The tall buildings of downtown Detroit shielded us from the rays of the sun and the 86 degree heat for most of our journey. We doubted there was much chance that we'd end up in Hart Plaza, but we did have some gratification seeing the line stretch out longer and longer behind us as we wound back around our old path. The members of the crowd were collectively photographing the each other. If they wouldn't get to see Obama at least they could record that they saw a lot of other people.

As 11 AM approached we had finally gotten to the end of the line in perfect time to find ourselves... right back at the video screen where we had started.

These guys had made it too.

The disorganized, but not unruly, throng gazed hopefully at the blackened video screen. Since we'd been told not to bring beverages, a few people were lying on the ground swooning in the heat. We heard a buzz of folks wondering if this video screen was actually going to show anything at all. One woman called a friend inside Hart Plaza to ask if Obama was in there speaking already. Meanwhile, we were trying to guess if the 6'4" guy in front of us was going to lean to the left or the right so we could position ourselves for the best view.

Finally at around 11:15 the screen came to life. At first there was no sound, but then the speakers began to cackle and a loud cheer erupted from the audience and after our long journey we finally caught our first glimpse of... this lady.

I have no idea who she is, and neither did anyone else, but for some reason the camera person decided not to focus on the introductory speaker, or even on the sign language interpreter (on the far left) but on the woman in the blue dress.

The enthusiastic crowd of Obama supporters was overcome with emotion and began to chant in unison: "Move-the-camera! Move-the-camera!"

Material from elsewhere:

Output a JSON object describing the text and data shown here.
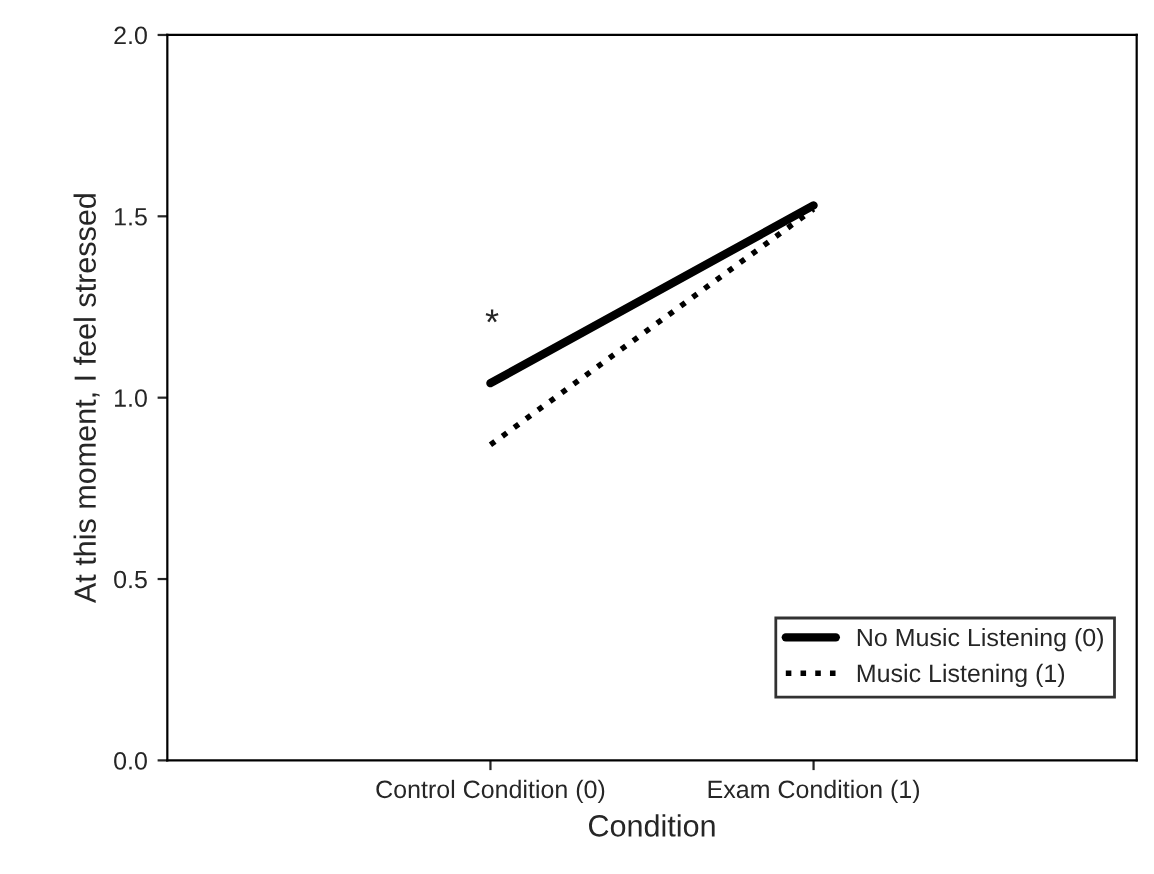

And then came a change we could believe in. A new focus... for the camera. Just in time to avoid an outright mutiny, it was the candidate himself!

And yes, he looked just like he does on TV.

As for the speech itself. I leave that reporting up to the Detroit Free Press:

Obama said he planned to give a speech extolling organized labor, but said, “There is a time to argue politics and there’s a time to come together as Americans.”

Obama then asked the crowd of more than 10,000 to donate to the Red Cross, as Hurricane Gustav bore down on Louisiana, Mississippi and Alabama.

He said showing solidarity with those who are evacuated or facing displacement shows the spirit of togetherness that his campaign has sought to inspire.

He then called for a brief, silent prayer, and ended an appearance that lasted less than 10 minutes.